王翠兰靠在少年的背上,笑眯眯道,“你都看到我脚了。”

“我,咳咳谁叫你日日蹲在这里,那小蛇也不知你日日蹲在这里,还好它没毒。”

“你还没回答我呢。”

“闭嘴,等我赚够二十两。”

“噢。”

王翠兰当然瞧见了,月色下,少年几乎红得熟透了的脖颈。

“我是故意去等他的,后来我们成亲了,我才知晓,自那以后,他也日日去那处。”

她记得那少年恼怒地摸着自己的头,见了她后却痴了,整个耳尖红了一半。

孤男寡女,却要拿着那根棍子拉着她。

春日夜晚,路上的迎春花很香。

少年讲的精怪故事吓她,可一点儿都不好笑。

不就是怕她再一个人上山嘛。

王翠兰说到年轻时候的往事,眼里露出无限眷恋,“我嫁过来,三年也没有生下孩子,他也一直护着我。后来,我有孩子了,可孩子生下来后,我却因血崩而日渐虚弱。大夫说,很难治好,若要治,就要花大价钱,要吃人参补气人参太贵了,我们没有那么钱。”
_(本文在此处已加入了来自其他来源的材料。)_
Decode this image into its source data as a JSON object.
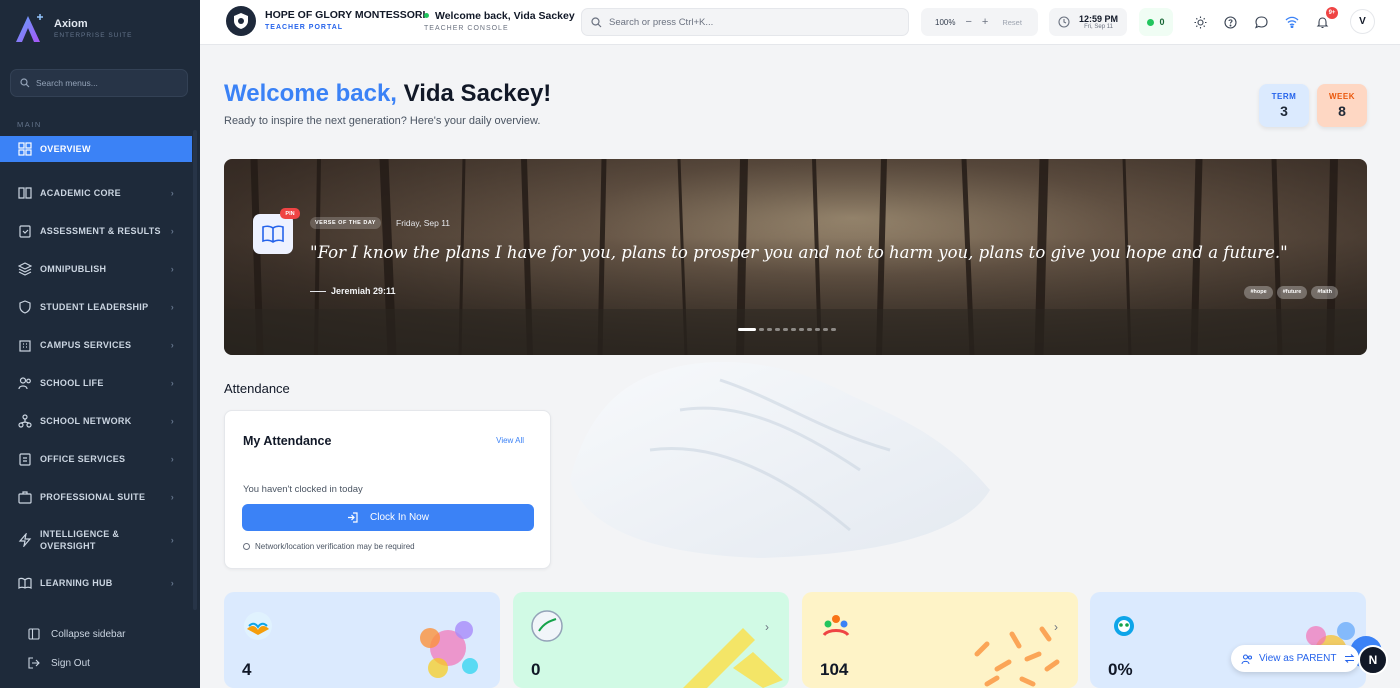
{
  "sidebar": {
    "brand_name": "Axiom",
    "brand_sub": "ENTERPRISE SUITE",
    "search_placeholder": "Search menus...",
    "section_label": "MAIN",
    "items": [
      {
        "label": "OVERVIEW",
        "icon": "grid-icon"
      },
      {
        "label": "ACADEMIC CORE",
        "icon": "book-icon"
      },
      {
        "label": "ASSESSMENT & RESULTS",
        "icon": "clipboard-icon"
      },
      {
        "label": "OMNIPUBLISH",
        "icon": "layers-icon"
      },
      {
        "label": "STUDENT LEADERSHIP",
        "icon": "shield-icon"
      },
      {
        "label": "CAMPUS SERVICES",
        "icon": "building-icon"
      },
      {
        "label": "SCHOOL LIFE",
        "icon": "users-icon"
      },
      {
        "label": "SCHOOL NETWORK",
        "icon": "network-icon"
      },
      {
        "label": "OFFICE SERVICES",
        "icon": "clipboard-check-icon"
      },
      {
        "label": "PROFESSIONAL SUITE",
        "icon": "briefcase-icon"
      },
      {
        "label_line1": "INTELLIGENCE &",
        "label_line2": "OVERSIGHT",
        "icon": "zap-icon"
      },
      {
        "label": "LEARNING HUB",
        "icon": "book-open-icon"
      }
    ],
    "collapse_label": "Collapse sidebar",
    "signout_label": "Sign Out"
  },
  "header": {
    "school_name": "HOPE OF GLORY MONTESSORI",
    "portal": "TEACHER PORTAL",
    "welcome": "Welcome back, Vida Sackey",
    "console": "TEACHER CONSOLE",
    "search_placeholder": "Search or press Ctrl+K...",
    "zoom": "100%",
    "zoom_minus": "−",
    "zoom_plus": "+",
    "zoom_reset": "Reset",
    "time": "12:59 PM",
    "date": "Fri, Sep 11",
    "online_count": "0",
    "notif_badge": "9+",
    "avatar_letter": "V"
  },
  "main": {
    "greeting": "Welcome back,",
    "name": "Vida Sackey!",
    "subtitle": "Ready to inspire the next generation? Here's your daily overview.",
    "term_label": "TERM",
    "term_value": "3",
    "week_label": "WEEK",
    "week_value": "8"
  },
  "verse": {
    "pin": "PIN",
    "tag": "VERSE OF THE DAY",
    "date": "Friday, Sep 11",
    "text": "\"For I know the plans I have for you, plans to prosper you and not to harm you, plans to give you hope and a future.\"",
    "reference": "Jeremiah 29:11",
    "hashtags": [
      "#hope",
      "#future",
      "#faith"
    ]
  },
  "attendance": {
    "section_title": "Attendance",
    "card_title": "My Attendance",
    "view_all": "View All",
    "message": "You haven't clocked in today",
    "button": "Clock In Now",
    "note": "Network/location verification may be required"
  },
  "stats": [
    {
      "value": "4",
      "bg": "#dbeafe"
    },
    {
      "value": "0",
      "bg": "#d1fae5"
    },
    {
      "value": "104",
      "bg": "#fef3c7"
    },
    {
      "value": "0%",
      "bg": "#dbeafe"
    }
  ],
  "floating": {
    "view_as": "View as PARENT",
    "n_letter": "N"
  },
  "colors": {
    "accent": "#3b82f6",
    "sidebar_bg": "#1e2a3a",
    "term_chip": "#dbeafe",
    "week_chip": "#fed7c3"
  }
}
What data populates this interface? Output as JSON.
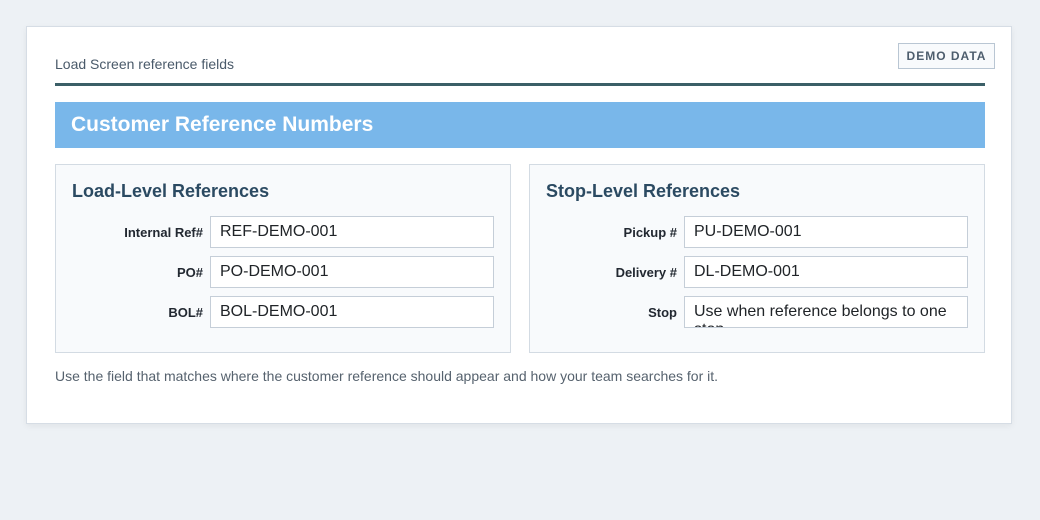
{
  "header": {
    "caption": "Load Screen reference fields",
    "badge": "DEMO DATA"
  },
  "banner": {
    "title": "Customer Reference Numbers"
  },
  "load_panel": {
    "title": "Load-Level References",
    "fields": [
      {
        "label": "Internal Ref#",
        "value": "REF-DEMO-001"
      },
      {
        "label": "PO#",
        "value": "PO-DEMO-001"
      },
      {
        "label": "BOL#",
        "value": "BOL-DEMO-001"
      }
    ]
  },
  "stop_panel": {
    "title": "Stop-Level References",
    "fields": [
      {
        "label": "Pickup #",
        "value": "PU-DEMO-001"
      },
      {
        "label": "Delivery #",
        "value": "DL-DEMO-001"
      },
      {
        "label": "Stop",
        "value": "Use when reference belongs to one stop"
      }
    ]
  },
  "footnote": "Use the field that matches where the customer reference should appear and how your team searches for it.",
  "colors": {
    "banner": "#79b7ea",
    "divider": "#3b5f67",
    "panel_title": "#2b4a62"
  }
}
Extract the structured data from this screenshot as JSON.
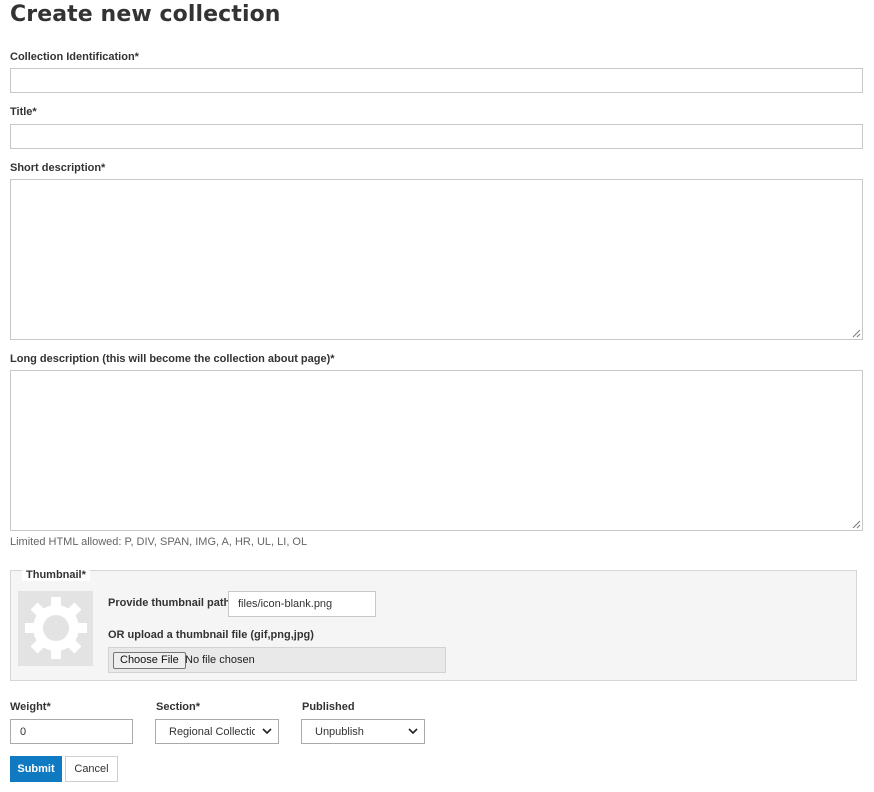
{
  "page": {
    "title": "Create new collection"
  },
  "fields": {
    "collection_id": {
      "label": "Collection Identification*",
      "value": ""
    },
    "title": {
      "label": "Title*",
      "value": ""
    },
    "short_description": {
      "label": "Short description*",
      "value": ""
    },
    "long_description": {
      "label": "Long description (this will become the collection about page)*",
      "value": ""
    },
    "html_help": "Limited HTML allowed: P, DIV, SPAN, IMG, A, HR, UL, LI, OL"
  },
  "thumbnail": {
    "legend": "Thumbnail*",
    "preview_icon": "gear-icon",
    "path_label": "Provide thumbnail path",
    "path_value": "files/icon-blank.png",
    "upload_label": "OR upload a thumbnail file (gif,png,jpg)",
    "choose_button": "Choose File",
    "file_status": "No file chosen"
  },
  "weight": {
    "label": "Weight*",
    "value": "0"
  },
  "section": {
    "label": "Section*",
    "selected": "Regional Collections"
  },
  "published": {
    "label": "Published",
    "selected": "Unpublish"
  },
  "actions": {
    "submit": "Submit",
    "cancel": "Cancel"
  },
  "colors": {
    "primary": "#0f7ac2",
    "border": "#c8c8c8",
    "fieldset_bg": "#f5f5f5"
  }
}
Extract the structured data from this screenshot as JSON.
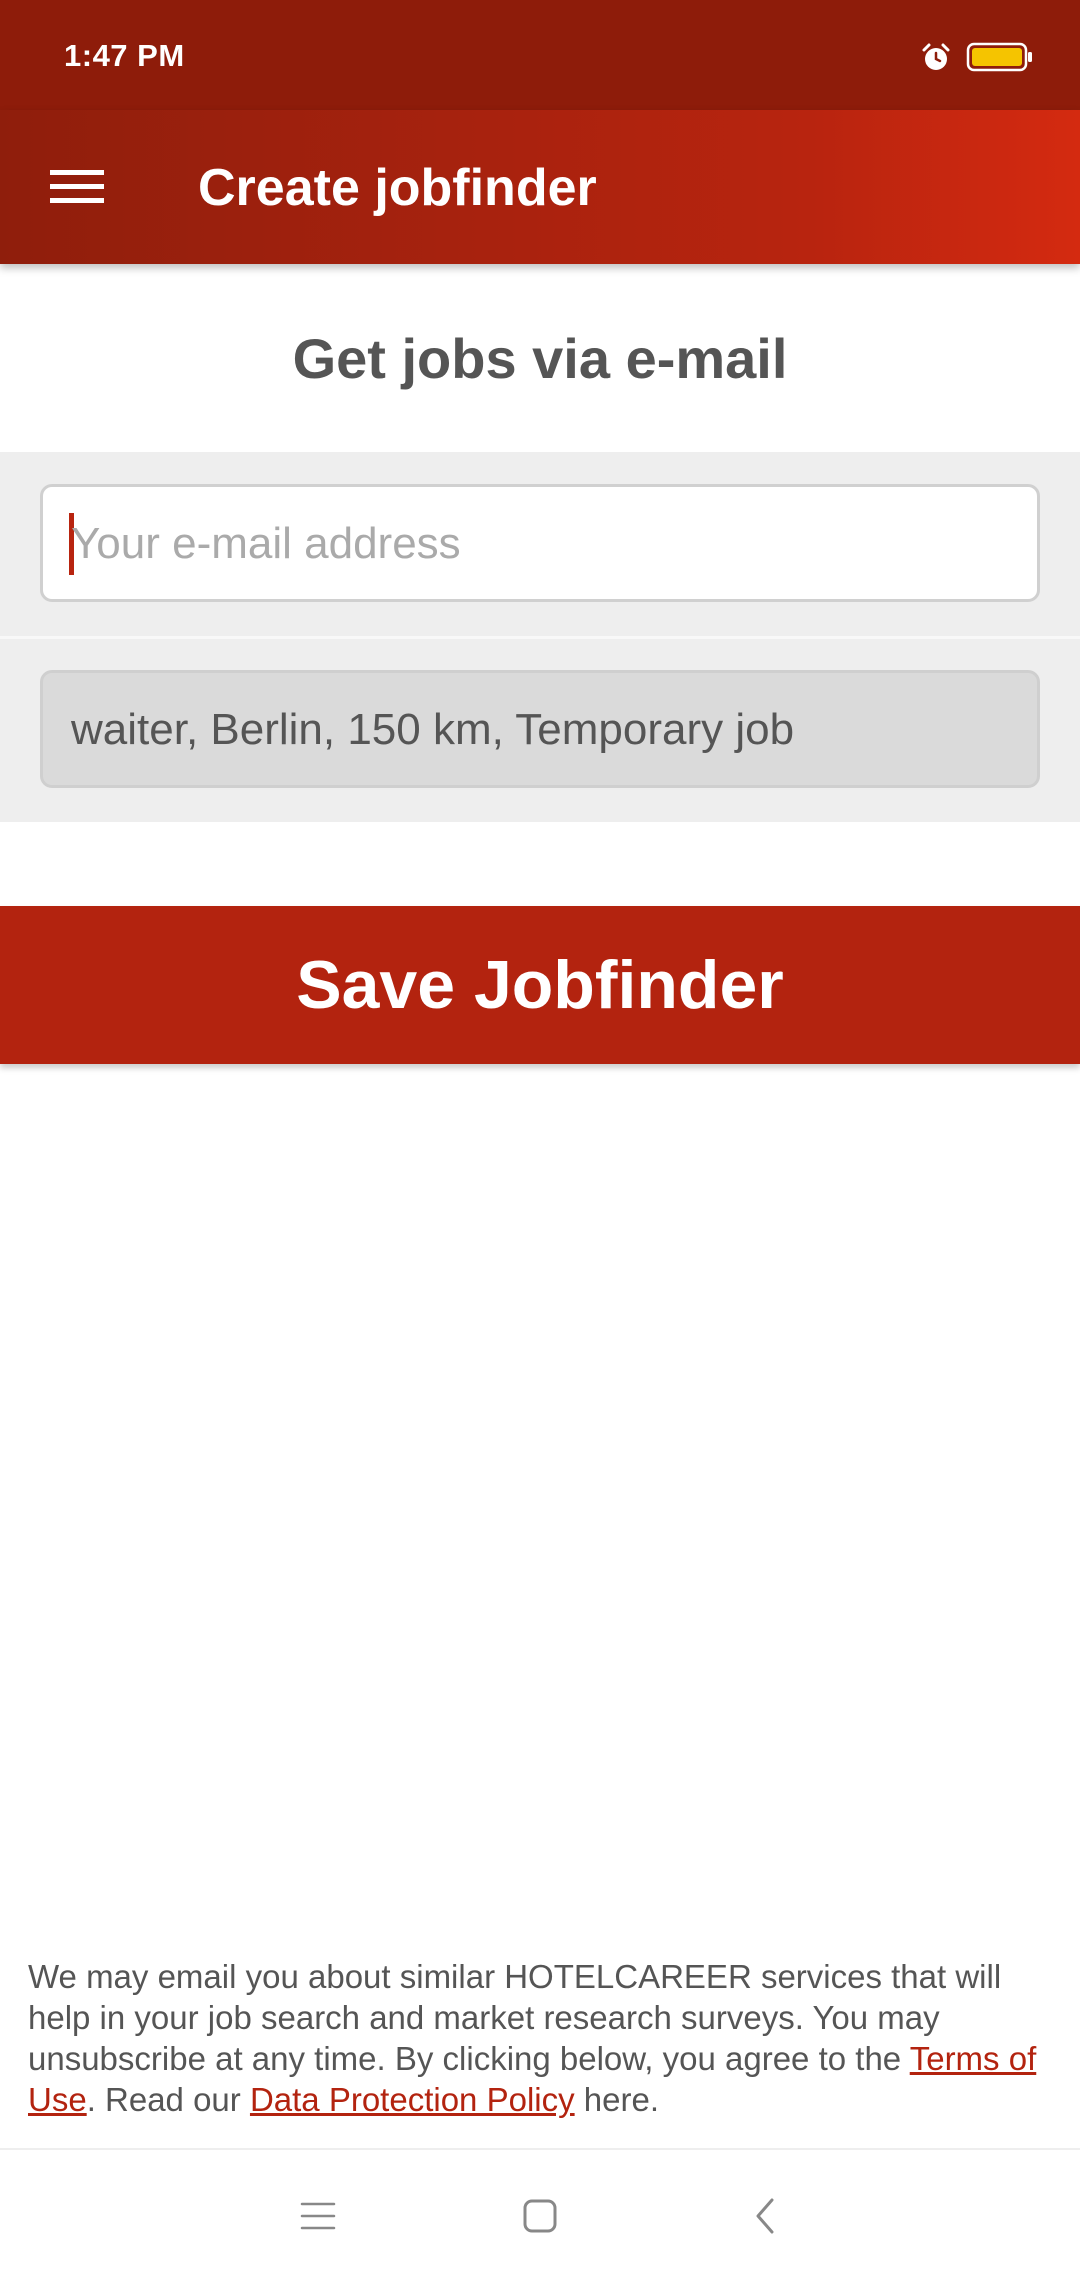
{
  "status_bar": {
    "time": "1:47 PM",
    "icons": [
      "alarm-icon",
      "battery-icon"
    ],
    "battery_color": "#f5c400"
  },
  "app_bar": {
    "title": "Create jobfinder",
    "menu_icon": "menu-icon"
  },
  "page": {
    "heading": "Get jobs via e-mail"
  },
  "form": {
    "email_placeholder": "Your e-mail address",
    "email_value": "",
    "search_summary": "waiter, Berlin, 150 km, Temporary job",
    "save_label": "Save Jobfinder"
  },
  "footer": {
    "text_before_terms": "We may email you about similar HOTELCAREER services that will help in your job search and market research surveys. You may unsubscribe at any time. By clicking below, you agree to the ",
    "terms_link": "Terms of Use",
    "text_between": ". Read our ",
    "privacy_link": "Data Protection Policy",
    "text_after": " here."
  },
  "nav_bar": {
    "icons": [
      "recent-apps-icon",
      "home-icon",
      "back-icon"
    ]
  },
  "colors": {
    "brand": "#b3230f",
    "status_bar": "#8e1c0a"
  }
}
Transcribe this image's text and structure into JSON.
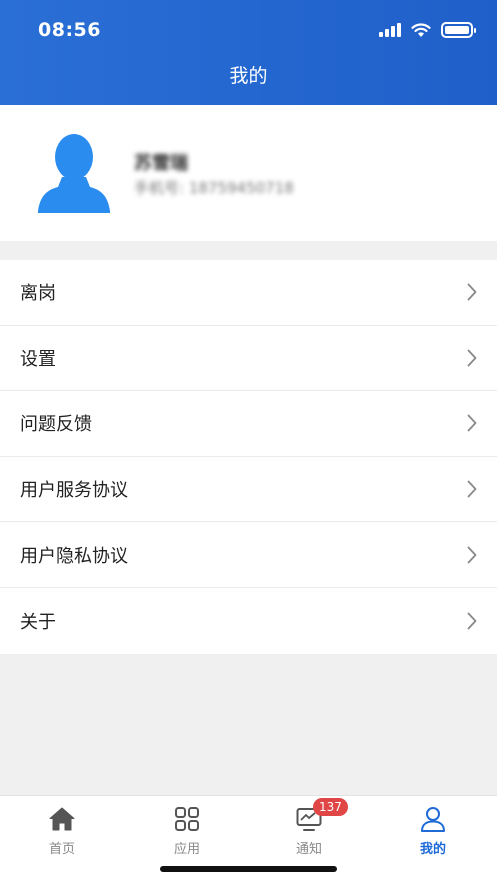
{
  "status_bar": {
    "time": "08:56"
  },
  "header": {
    "title": "我的"
  },
  "profile": {
    "name": "苏雪瑞",
    "phone": "手机号: 18759450718"
  },
  "menu": [
    {
      "label": "离岗"
    },
    {
      "label": "设置"
    },
    {
      "label": "问题反馈"
    },
    {
      "label": "用户服务协议"
    },
    {
      "label": "用户隐私协议"
    },
    {
      "label": "关于"
    }
  ],
  "tabbar": {
    "tabs": [
      {
        "label": "首页",
        "icon": "home-icon"
      },
      {
        "label": "应用",
        "icon": "grid-icon"
      },
      {
        "label": "通知",
        "icon": "monitor-icon",
        "badge": "137"
      },
      {
        "label": "我的",
        "icon": "user-icon",
        "active": true
      }
    ]
  },
  "colors": {
    "primary": "#1f6ad6",
    "badge": "#e04646",
    "avatar": "#2b8cf0"
  }
}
“冬日下着大雪,他跑到小苍山里,日日为我挖野山参,挖了足足两个月,而那野山参,竟真的将我从鬼门关里捞回来了。”

“你们知道吗?”

王翠兰的眼里噙满泪水,“冬日的小苍山,雪能没过人的大腿,很冷,很冷。他到底是如何能日日找来野山参,我都不敢去想。后来,我是渐渐好了,日日趟雪,他如何能好都怪我啊,都怪我,是我害了他。”